- Directed by: Gilles Grangier
- Written by: Jacques Alain
- Starring: Bourvil Suzy Delair Michèle Philippe
- Cinematography: Maurice Barry
- Edited by: Andrée Danis
- Music by: Georges Van Parys Étienne Lorin
- Distributed by: Ciné Sélection
- Release date: 1948;
- Running time: 85 mins
- Country: France
- Language: French
- Box office: 3,213,162 admissions (France)

= Par la fenêtre =

Par la Fenetre is a 1948 French comedy film starring Bourvil.
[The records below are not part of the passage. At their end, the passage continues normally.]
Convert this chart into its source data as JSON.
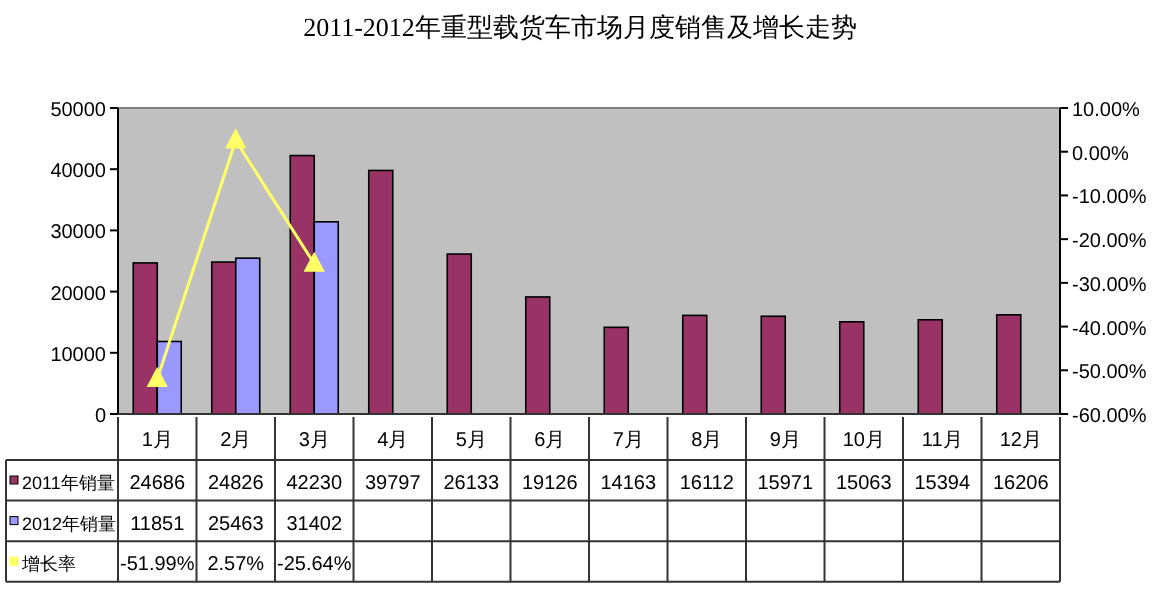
{
  "chart_data": {
    "type": "bar",
    "title": "2011-2012年重型载货车市场月度销售及增长走势",
    "categories": [
      "1月",
      "2月",
      "3月",
      "4月",
      "5月",
      "6月",
      "7月",
      "8月",
      "9月",
      "10月",
      "11月",
      "12月"
    ],
    "series": [
      {
        "name": "2011年销量",
        "color": "#993366",
        "values": [
          24686,
          24826,
          42230,
          39797,
          26133,
          19126,
          14163,
          16112,
          15971,
          15063,
          15394,
          16206
        ],
        "value_labels": [
          "24686",
          "24826",
          "42230",
          "39797",
          "26133",
          "19126",
          "14163",
          "16112",
          "15971",
          "15063",
          "15394",
          "16206"
        ]
      },
      {
        "name": "2012年销量",
        "color": "#9999ff",
        "values": [
          11851,
          25463,
          31402,
          null,
          null,
          null,
          null,
          null,
          null,
          null,
          null,
          null
        ],
        "value_labels": [
          "11851",
          "25463",
          "31402",
          null,
          null,
          null,
          null,
          null,
          null,
          null,
          null,
          null
        ]
      },
      {
        "name": "增长率",
        "type": "line",
        "axis": "y2",
        "color": "#ffff66",
        "marker": "triangle",
        "values": [
          -51.99,
          2.57,
          -25.64,
          null,
          null,
          null,
          null,
          null,
          null,
          null,
          null,
          null
        ],
        "value_labels": [
          "-51.99%",
          "2.57%",
          "-25.64%",
          null,
          null,
          null,
          null,
          null,
          null,
          null,
          null,
          null
        ]
      }
    ],
    "legend": "bottom left",
    "ylim": [
      0,
      50000
    ],
    "yticks": [
      0,
      10000,
      20000,
      30000,
      40000,
      50000
    ],
    "y2lim": [
      -60,
      10
    ],
    "y2ticks": [
      {
        "value": 10,
        "label": "10.00%"
      },
      {
        "value": 0,
        "label": "0.00%"
      },
      {
        "value": -10,
        "label": "-10.00%"
      },
      {
        "value": -20,
        "label": "-20.00%"
      },
      {
        "value": -30,
        "label": "-30.00%"
      },
      {
        "value": -40,
        "label": "-40.00%"
      },
      {
        "value": -50,
        "label": "-50.00%"
      },
      {
        "value": -60,
        "label": "-60.00%"
      }
    ]
  }
}
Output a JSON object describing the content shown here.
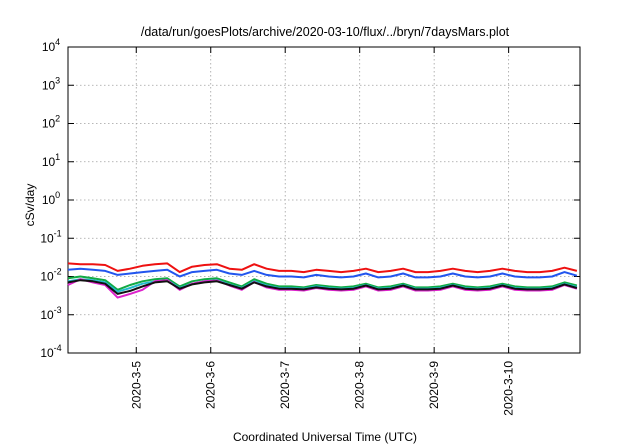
{
  "chart_data": {
    "type": "line",
    "title": "/data/run/goesPlots/archive/2020-03-10/flux/../bryn/7daysMars.plot",
    "xlabel": "Coordinated Universal Time (UTC)",
    "ylabel": "cSv/day",
    "y_scale": "log",
    "ylim": [
      0.0001,
      10000
    ],
    "xlim": [
      "2020-03-04 02:00",
      "2020-03-10 23:00"
    ],
    "grid": true,
    "legend": "none",
    "y_ticks": [
      {
        "base": "10",
        "exp": "-4"
      },
      {
        "base": "10",
        "exp": "-3"
      },
      {
        "base": "10",
        "exp": "-2"
      },
      {
        "base": "10",
        "exp": "-1"
      },
      {
        "base": "10",
        "exp": "0"
      },
      {
        "base": "10",
        "exp": "1"
      },
      {
        "base": "10",
        "exp": "2"
      },
      {
        "base": "10",
        "exp": "3"
      },
      {
        "base": "10",
        "exp": "4"
      }
    ],
    "x_ticks": [
      "2020-3-5",
      "2020-3-6",
      "2020-3-7",
      "2020-3-8",
      "2020-3-9",
      "2020-3-10"
    ],
    "x": [
      "2020-03-04 02:00",
      "2020-03-04 06:00",
      "2020-03-04 10:00",
      "2020-03-04 14:00",
      "2020-03-04 18:00",
      "2020-03-04 22:00",
      "2020-03-05 02:00",
      "2020-03-05 06:00",
      "2020-03-05 10:00",
      "2020-03-05 14:00",
      "2020-03-05 18:00",
      "2020-03-05 22:00",
      "2020-03-06 02:00",
      "2020-03-06 06:00",
      "2020-03-06 10:00",
      "2020-03-06 14:00",
      "2020-03-06 18:00",
      "2020-03-06 22:00",
      "2020-03-07 02:00",
      "2020-03-07 06:00",
      "2020-03-07 10:00",
      "2020-03-07 14:00",
      "2020-03-07 18:00",
      "2020-03-07 22:00",
      "2020-03-08 02:00",
      "2020-03-08 06:00",
      "2020-03-08 10:00",
      "2020-03-08 14:00",
      "2020-03-08 18:00",
      "2020-03-08 22:00",
      "2020-03-09 02:00",
      "2020-03-09 06:00",
      "2020-03-09 10:00",
      "2020-03-09 14:00",
      "2020-03-09 18:00",
      "2020-03-09 22:00",
      "2020-03-10 02:00",
      "2020-03-10 06:00",
      "2020-03-10 10:00",
      "2020-03-10 14:00",
      "2020-03-10 18:00",
      "2020-03-10 22:00"
    ],
    "series": [
      {
        "color": "#ee1111",
        "values": [
          0.022,
          0.021,
          0.021,
          0.02,
          0.014,
          0.016,
          0.019,
          0.021,
          0.022,
          0.013,
          0.018,
          0.02,
          0.021,
          0.016,
          0.015,
          0.021,
          0.016,
          0.014,
          0.014,
          0.013,
          0.015,
          0.014,
          0.013,
          0.014,
          0.016,
          0.013,
          0.014,
          0.016,
          0.013,
          0.013,
          0.014,
          0.016,
          0.014,
          0.013,
          0.014,
          0.016,
          0.014,
          0.013,
          0.013,
          0.014,
          0.017,
          0.014
        ]
      },
      {
        "color": "#2255ee",
        "values": [
          0.015,
          0.016,
          0.015,
          0.014,
          0.011,
          0.012,
          0.013,
          0.014,
          0.015,
          0.01,
          0.013,
          0.014,
          0.015,
          0.012,
          0.011,
          0.014,
          0.011,
          0.01,
          0.01,
          0.0095,
          0.011,
          0.01,
          0.0095,
          0.01,
          0.012,
          0.0095,
          0.01,
          0.012,
          0.0095,
          0.0095,
          0.01,
          0.012,
          0.01,
          0.0095,
          0.01,
          0.012,
          0.01,
          0.0095,
          0.0095,
          0.01,
          0.013,
          0.0105
        ]
      },
      {
        "color": "#11aa44",
        "values": [
          0.009,
          0.01,
          0.009,
          0.008,
          0.0045,
          0.006,
          0.0075,
          0.0085,
          0.009,
          0.0055,
          0.0075,
          0.0085,
          0.009,
          0.007,
          0.0055,
          0.0085,
          0.0065,
          0.0055,
          0.0055,
          0.0052,
          0.006,
          0.0055,
          0.0052,
          0.0055,
          0.0065,
          0.0052,
          0.0055,
          0.0065,
          0.0052,
          0.0052,
          0.0055,
          0.0065,
          0.0055,
          0.0052,
          0.0055,
          0.0065,
          0.0055,
          0.0052,
          0.0052,
          0.0055,
          0.007,
          0.0058
        ]
      },
      {
        "color": "#22bbcc",
        "values": [
          0.0075,
          0.0085,
          0.008,
          0.007,
          0.004,
          0.005,
          0.0065,
          0.0075,
          0.008,
          0.005,
          0.0065,
          0.0075,
          0.008,
          0.0062,
          0.005,
          0.0075,
          0.0058,
          0.005,
          0.005,
          0.0048,
          0.0055,
          0.005,
          0.0048,
          0.005,
          0.006,
          0.0048,
          0.005,
          0.006,
          0.0048,
          0.0048,
          0.005,
          0.006,
          0.005,
          0.0048,
          0.005,
          0.006,
          0.005,
          0.0048,
          0.0048,
          0.005,
          0.0064,
          0.0053
        ]
      },
      {
        "color": "#dd22cc",
        "values": [
          0.006,
          0.0085,
          0.007,
          0.006,
          0.0028,
          0.0035,
          0.0045,
          0.0075,
          0.008,
          0.0045,
          0.0065,
          0.0075,
          0.0078,
          0.0058,
          0.0045,
          0.0072,
          0.0052,
          0.0045,
          0.0045,
          0.0043,
          0.005,
          0.0045,
          0.0043,
          0.0045,
          0.0055,
          0.0043,
          0.0045,
          0.0055,
          0.0043,
          0.0043,
          0.0045,
          0.0055,
          0.0045,
          0.0043,
          0.0045,
          0.0055,
          0.0045,
          0.0043,
          0.0043,
          0.0045,
          0.006,
          0.0048
        ]
      },
      {
        "color": "#111111",
        "values": [
          0.007,
          0.008,
          0.0075,
          0.0065,
          0.0035,
          0.0042,
          0.0055,
          0.007,
          0.0075,
          0.0048,
          0.0062,
          0.007,
          0.0075,
          0.006,
          0.0048,
          0.007,
          0.0055,
          0.0048,
          0.0048,
          0.0046,
          0.0052,
          0.0048,
          0.0046,
          0.0048,
          0.0058,
          0.0046,
          0.0048,
          0.0058,
          0.0046,
          0.0046,
          0.0048,
          0.0058,
          0.0048,
          0.0046,
          0.0048,
          0.0058,
          0.0048,
          0.0046,
          0.0046,
          0.0048,
          0.0062,
          0.005
        ]
      }
    ]
  }
}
It was a sizeable box office hit.

It was shot at the Saint-Maurice Studios in Paris.

==Plot==
A man goes to Paris and finds work as a painter.

==Reception==
The film was the fifteenth most popular movie at the French box office in 1948. It ranked after The Charterhouse of Parma, Operation Swallow: The Battle for Heavy Water, Clochemerle, To the Eyes of Memory, Les Casse Pieds, Les Aventures des Pieds-Nickelés, Forever Amber, Blanc comme neige, Notorious, Ali Baba and the 40 Thieves, Man to Men, The Ironmaster, How I Lost the War and The Bandit of Sherwood Forest.